With a smaller group the dynamic was different, maybe there wasn’t quite as much variety in colour and tone, but I don’t think it really mattered one iota. Into the first set, Miguel mentioned that he had only met most of the UK musicians two days beforehand. It was hard to comprehend that this group of strangers had been able to craft such an exquisite performance with so little time together. Most were given moments in the spotlight, with particular mention to Gareth Lochrane who lit up the night with his dazzling solos on flutes and piccolo.
I’ve mentioned the audience response a couple of times and I think it is worth recognising how much they helped make the night truly memorable. Whether there were specific reasons for being there – fans of hip-hop, devotees of the original concert – or just simply to get out of the rain, the music was passionately received throughout with the kind of loud, spontaneous and ecstatic reaction I’ve not seen at the Barbican before.
Before I get too carried away, there was one disappointing element, that being the encore.

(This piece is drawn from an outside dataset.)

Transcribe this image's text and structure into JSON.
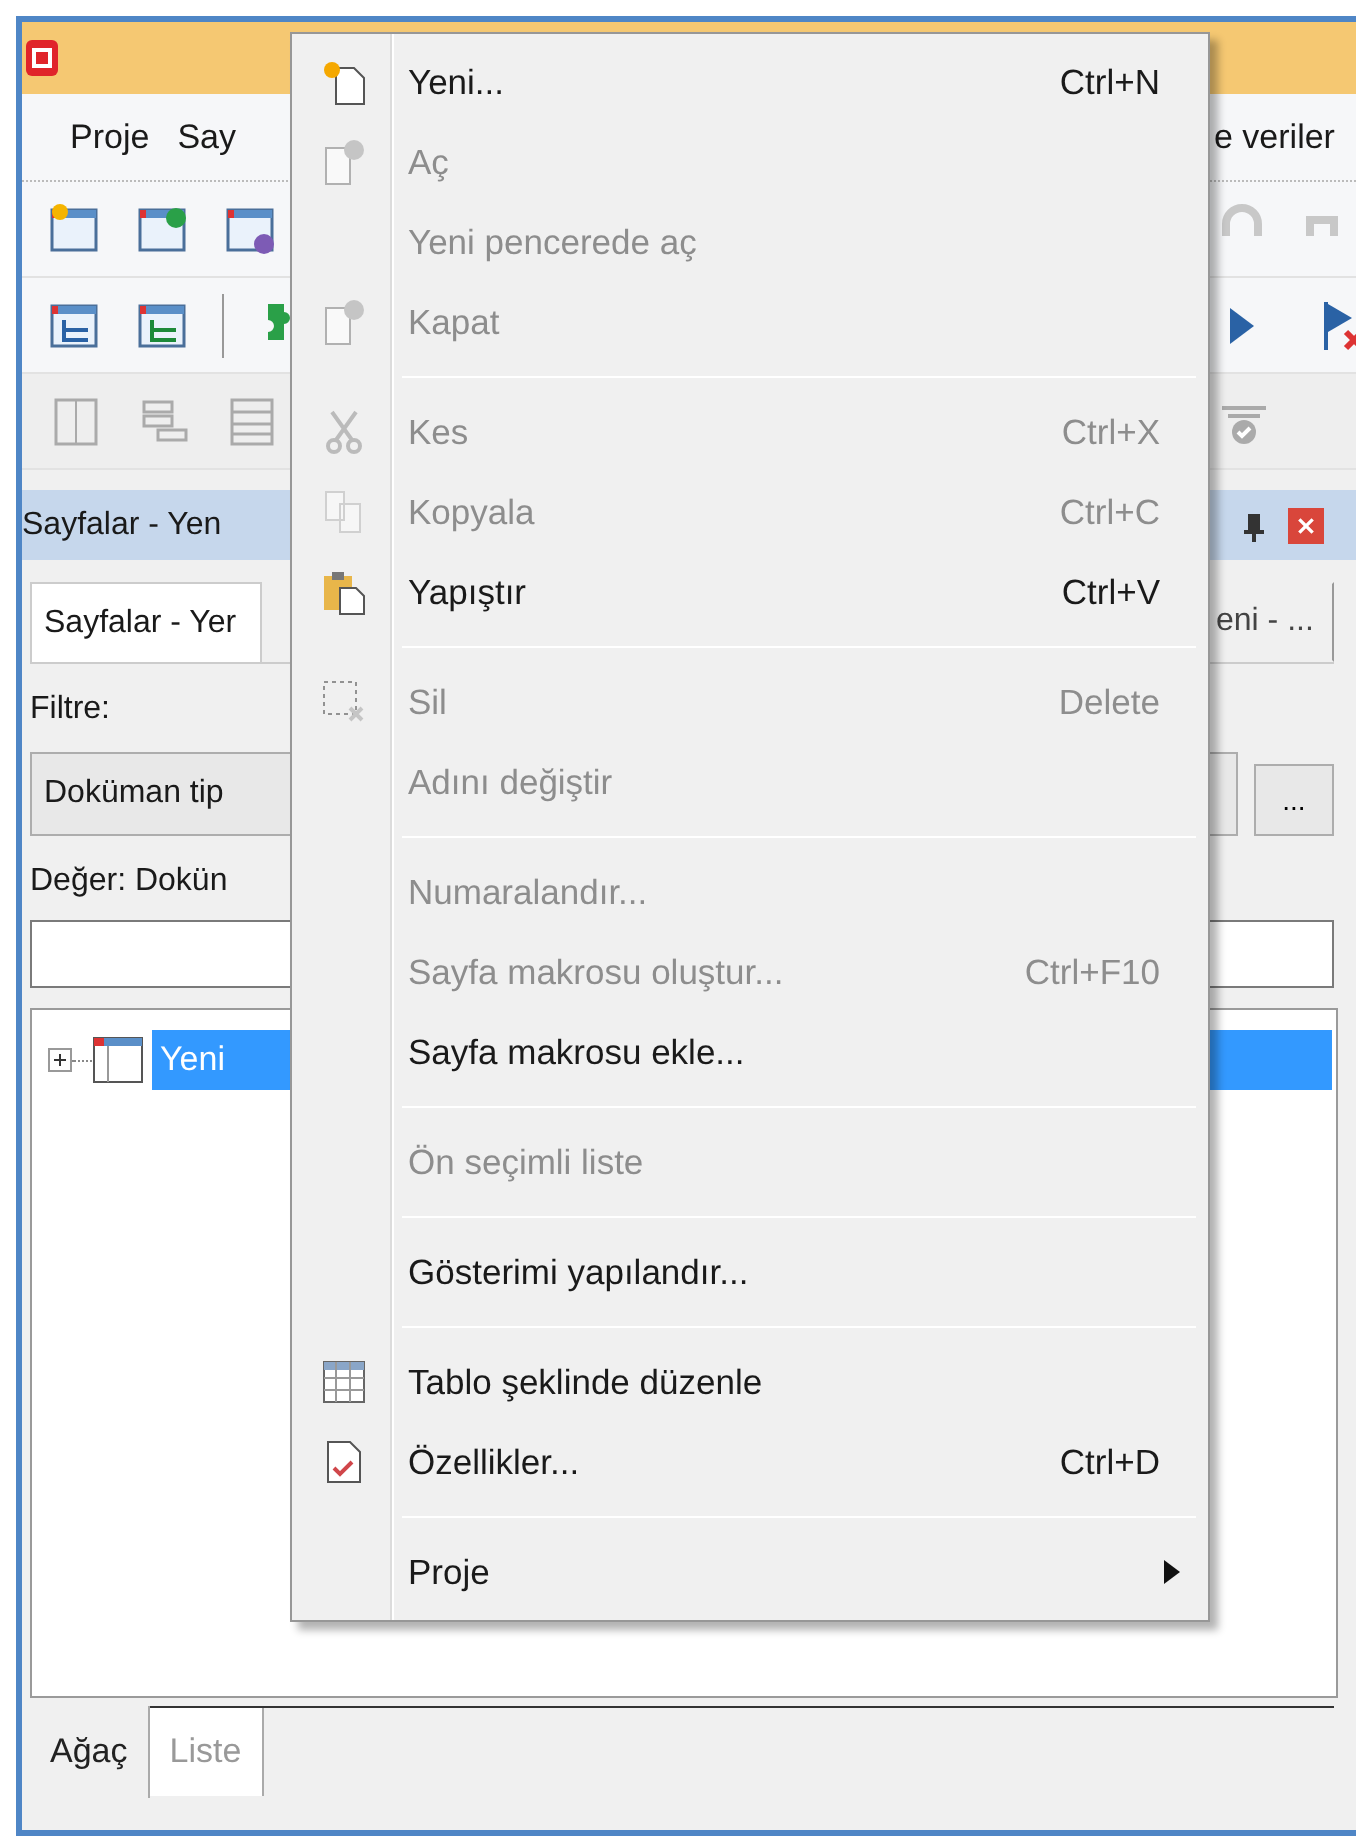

A small band of musicians and singers – Gaby Hernandez, Nia Andrews, Dwight Trible, Daymé Arocena, Moses Sumney, Larry Brown, Jazzy Jeff and Eric Lau – were invited on to the stage to sing Slum Village’s “Fall in Love” as the finale. It all fell a bit flat as the singers lacked direction and it just seemed a bit odd to see Jazzy Jeff and Eric Lau stood on stage not really doing much. Whilst the performance ended with a bit more of a whimper than a bang, I’ll forgive them one dud moment.
In between first hearing about the gig and taking my seat last night there were a couple of times when I wondered whether I would be disappointed, simply because I had created unrealistically high expectations. Looking back I realise that I needn’t have worried. In fact the reasons I like both concerts are different. Suite for Ma Dukes 2009 was all about me looking in from the outside, listening and watching through recorded media. The connection with the music was and is an intensely personal one. In 2016 not only did Miguel Atwood-Ferguson manage to successfully reinvent this project, but I was lucky enough to be part of the audience that shared this experience. To be entirely selfish I hope that he does not revisit Suite for Ma Dukes soon, so that I can hold on to the sense of having witnessed a unique event.